What we want to achieve for the next three years and how we plan to do it.

Strategy 2022-2025

The learning we have done as an organisation over the past three years has challenged the way we work and carry out our role, and has contributed to the foundations of our new strategy. We must remain agile and responsive to the emerging risks and models which will continue to arise as society and healthcare services adapt to living alongside COVID-19.    

We have a responsibility to support the principles set out by the Well-Being of Future Generations (Wales) Act and we have kept these principles, and ‘A healthier Wales’ at the core of our new strategy. 

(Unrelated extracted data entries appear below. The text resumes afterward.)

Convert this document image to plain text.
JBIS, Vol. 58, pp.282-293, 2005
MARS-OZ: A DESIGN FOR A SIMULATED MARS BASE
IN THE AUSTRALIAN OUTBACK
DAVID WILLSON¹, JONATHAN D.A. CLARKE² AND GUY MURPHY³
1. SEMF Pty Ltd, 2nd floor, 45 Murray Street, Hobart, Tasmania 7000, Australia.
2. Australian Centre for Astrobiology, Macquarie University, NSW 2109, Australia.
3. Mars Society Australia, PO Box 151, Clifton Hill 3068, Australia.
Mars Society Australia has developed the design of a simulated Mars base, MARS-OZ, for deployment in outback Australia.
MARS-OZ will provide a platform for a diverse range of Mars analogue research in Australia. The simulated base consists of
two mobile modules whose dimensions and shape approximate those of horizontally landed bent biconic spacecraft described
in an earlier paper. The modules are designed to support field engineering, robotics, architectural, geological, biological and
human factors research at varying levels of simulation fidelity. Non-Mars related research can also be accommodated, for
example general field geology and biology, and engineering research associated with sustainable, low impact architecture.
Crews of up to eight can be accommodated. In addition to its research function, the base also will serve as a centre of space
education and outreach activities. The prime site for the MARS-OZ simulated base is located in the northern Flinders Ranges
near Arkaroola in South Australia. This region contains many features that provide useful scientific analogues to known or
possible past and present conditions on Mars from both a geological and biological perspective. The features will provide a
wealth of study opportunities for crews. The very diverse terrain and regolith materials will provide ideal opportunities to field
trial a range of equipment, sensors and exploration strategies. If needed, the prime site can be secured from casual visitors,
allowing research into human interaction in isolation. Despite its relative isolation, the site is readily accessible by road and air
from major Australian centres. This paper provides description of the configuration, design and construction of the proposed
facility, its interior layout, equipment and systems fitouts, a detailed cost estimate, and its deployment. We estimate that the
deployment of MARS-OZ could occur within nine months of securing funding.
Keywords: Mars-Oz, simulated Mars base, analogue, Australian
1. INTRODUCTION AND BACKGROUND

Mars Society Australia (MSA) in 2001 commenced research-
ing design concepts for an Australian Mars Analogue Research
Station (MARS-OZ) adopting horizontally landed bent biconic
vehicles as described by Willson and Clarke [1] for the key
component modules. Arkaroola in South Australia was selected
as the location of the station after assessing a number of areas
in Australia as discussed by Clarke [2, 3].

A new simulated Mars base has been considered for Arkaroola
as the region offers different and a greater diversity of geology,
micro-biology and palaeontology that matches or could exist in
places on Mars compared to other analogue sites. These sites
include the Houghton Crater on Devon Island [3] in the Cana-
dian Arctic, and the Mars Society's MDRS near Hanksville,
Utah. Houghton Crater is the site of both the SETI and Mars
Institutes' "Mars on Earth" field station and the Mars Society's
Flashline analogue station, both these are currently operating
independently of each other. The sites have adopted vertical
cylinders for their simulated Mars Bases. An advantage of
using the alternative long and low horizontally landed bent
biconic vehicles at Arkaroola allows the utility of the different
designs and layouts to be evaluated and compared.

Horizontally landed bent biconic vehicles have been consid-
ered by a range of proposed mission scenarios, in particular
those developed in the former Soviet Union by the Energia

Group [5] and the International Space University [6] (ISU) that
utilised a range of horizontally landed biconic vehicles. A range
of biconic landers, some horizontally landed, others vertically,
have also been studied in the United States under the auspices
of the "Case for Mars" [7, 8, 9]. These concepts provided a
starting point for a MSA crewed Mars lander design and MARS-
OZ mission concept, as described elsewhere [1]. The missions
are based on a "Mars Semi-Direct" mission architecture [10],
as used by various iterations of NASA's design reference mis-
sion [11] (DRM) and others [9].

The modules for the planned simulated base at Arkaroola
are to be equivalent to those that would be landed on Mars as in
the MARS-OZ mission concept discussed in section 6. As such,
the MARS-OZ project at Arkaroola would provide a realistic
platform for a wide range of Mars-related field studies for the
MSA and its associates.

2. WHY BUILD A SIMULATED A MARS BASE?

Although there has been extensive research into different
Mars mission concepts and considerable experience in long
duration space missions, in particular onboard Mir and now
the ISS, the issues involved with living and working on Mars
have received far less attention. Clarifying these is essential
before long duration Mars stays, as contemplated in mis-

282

We regulate and inspect independent healthcare services in Wales. We inspect NHS services in Wales. We undertake a programme of reviews to look in depth at national or more localised issues. We monitor concerns and safeguarding referrals. We take regulatory action to ensure registered independent healthcare services meet legislative requirements. We recommend improvements, immediate and longer term, to NHS services and independent healthcare services. We have a team of 87 staff who work for us, across Wales, supporting our functions and undertaking our assurance work. We have a team of specialist peer reviewers who we continually recruit to provide specialist, up to date knowledge about services and quality standards. We have specialists in Mental Health Act Administration and a panel of psychiatrists who provide our Second Opinion Appointed Doctor (SOAD) service. We have a panel of Patient Experience Reviewers and Experts by Experience to capture the voice of patients out on inspection.

Our purpose is:

To check that healthcare services are provided in a way which maximises the health and wellbeing of people.

Our goal is:

To be a trusted voice which influences and drives improvement in healthcare.

Our four priorities are :

  1. We will focus on the quality of healthcare provided to people and communities as they access, use and move between services
  2. We will adapt our approach to ensure we are responsive to emerging risks to patient safety
  3. We will work collaboratively to drive system and service improvement within healthcare
  4. We will support and develop our workforce to enable them, and the organisation, to deliver our priorities.

These priorities will help us to consider whether healthcare meets the needs of a community and whether it is of a good quality. Equality and diversity will be core to the work we do and our strategy supports us to consider how healthcare services reach those who face the greatest barriers to access, and poorest outcomes in health.